Unfortunately, much of our universe appears to be quantized. One could imagine a system wherein, instead of rolling dice, you precisely measured the net magnetic spin of some ideal gas on non-interacting magnetic moments each of either spin up (1) or spin down (-1). Theoretically such a property, when measured many times, should form a gaussian distribution (a bell curve) with an exceedingly small standard deviation. Unfortunately, this is not quite right. In actuality only certain discrete values of net spin are possible, based on the number of moments in the system. For example, if there is an odd number of moments, it is impossible for the net spin to be exactly 0. Also, obviously, it is impossible for the net spin to ever be any number that is not an integer or to be larger than the total number of particles. All of these concerns have a negligible impact on the behavior of large collections of particles, but they mean that, at a fundamental level, you don't have a continuous distribution.
The example deals with a very idealized situation, but really a great many physical quantities have been shown to be (very probably) quantized by modern physics. The question, then, requires us to find something that isn't.

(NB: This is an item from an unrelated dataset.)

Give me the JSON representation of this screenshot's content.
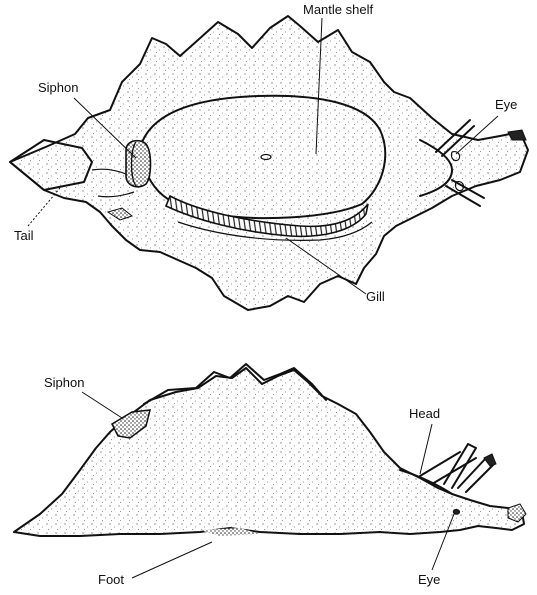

Oddly, position is currently not believed to be precisely quantized, though this is disputed by some physicists. In the standard model of quantum mechanics, when one puts a single electron in the ground state in an infinite square well, a truly continuous probability distribution (the Schrodinger Equation) describes the likelihood thereafter of finding the electron to be at any given point in space within the box. Thus, with some sophisticated and expensive experimental physics equipment, one could actually maybe be measuring a continuous probability distribution. But here we encounter the second, and more fundamental issue with your plan:
The Arabic numeral system is inherently discrete. Most measuring devices give their outputs in numbers (citation needed). Lets take the number 5.5563, for example. If this is the number our instrument reports, the next possible number is 5.5564. The instrument can't report 5.55631, or any other number between the two possible results. In order to have a continuous distribution we would need an infinite degree of precision and an infinite number of digits. This is a problem.

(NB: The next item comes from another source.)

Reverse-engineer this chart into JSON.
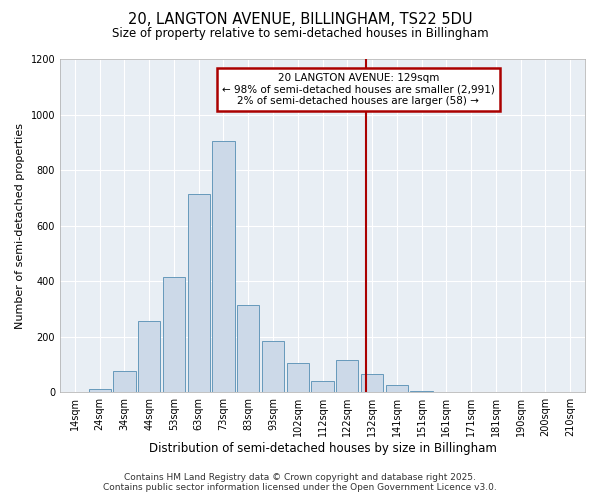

Clearly the solution is to use a measuring device that doesn't report numbers. Unfortunately, unless it its measurement is based off of gravitational interaction, the act of measurement itself now creates problems for us. All force interactions other than gravity possess a good amount of evidence supporting the existence of a mediating particle. Such mediating particles result in quantization of the interaction, so that only interactions involving an integer number of such mediating particles (quanta) are possible. While people like to speculate about gravitons, there really isn't much evidence yet for their existence and a far bit of evidence to the contrary, so you're actually on pretty solid ground if the measurement device is solely using gravity to measure the position of the electron in the box and reporting that position by means of deflection in its own position (the uncertainty in the latter is of no concern to us; indeed it is helpful to you).
So now we have a continuous probability distribution measured and reported in a continuous manner. So we're good right? Not quite.
Gravity is very weak, and electrons are very small. Unfortunately, large (i.e. massive) objects have an uncertainty in position that is astronomically small. So yes, this works, but you can't see it, which kinda defeats the purpose of a measuring device in the first place. So, for all intents and purposes, it is not currently technologically feasible to generate a random number from a truly continuous probability distribution. In order to do so we'd need something like a macroscopic atomic (i.e. indivisible) object with the mass of an electron, or some such.
And even then quantization would interfere if you were telling where it was by looking at it, feeling it, smelling it, or otherwise measuring it in a physical way via biology.
So, you're pretty much screwed.
But wait! There's hope! The human mind is a powerful thing, and evidence suggests it can create and emulate a continuous probability distribution. You can experience the spiritual and mental directly, rather than indirectly as with the physical, and you can control directly the physical and mental as you cannot the spiritual. So then, if you were to conceptualize a continuous probability distribution and by virtue of the free will granted to you by God you selected a truly random point in the distribution you could have a number of the data type you need to make this work. Do any systems currently existing not only have you do that but also ask you to do math on it? No. Not really.
There are systems that ask you to do this, though. In Amber Diceless, the GM is supposed to (if I understand it correctly) come up what exact thing is retrieved by quick Logrus summoning via a random result with a normal distribution centered about the desired item and the standard deviation directly proportionate to the reciprocal of the time use to search for the thing. This is the only example I am aware of.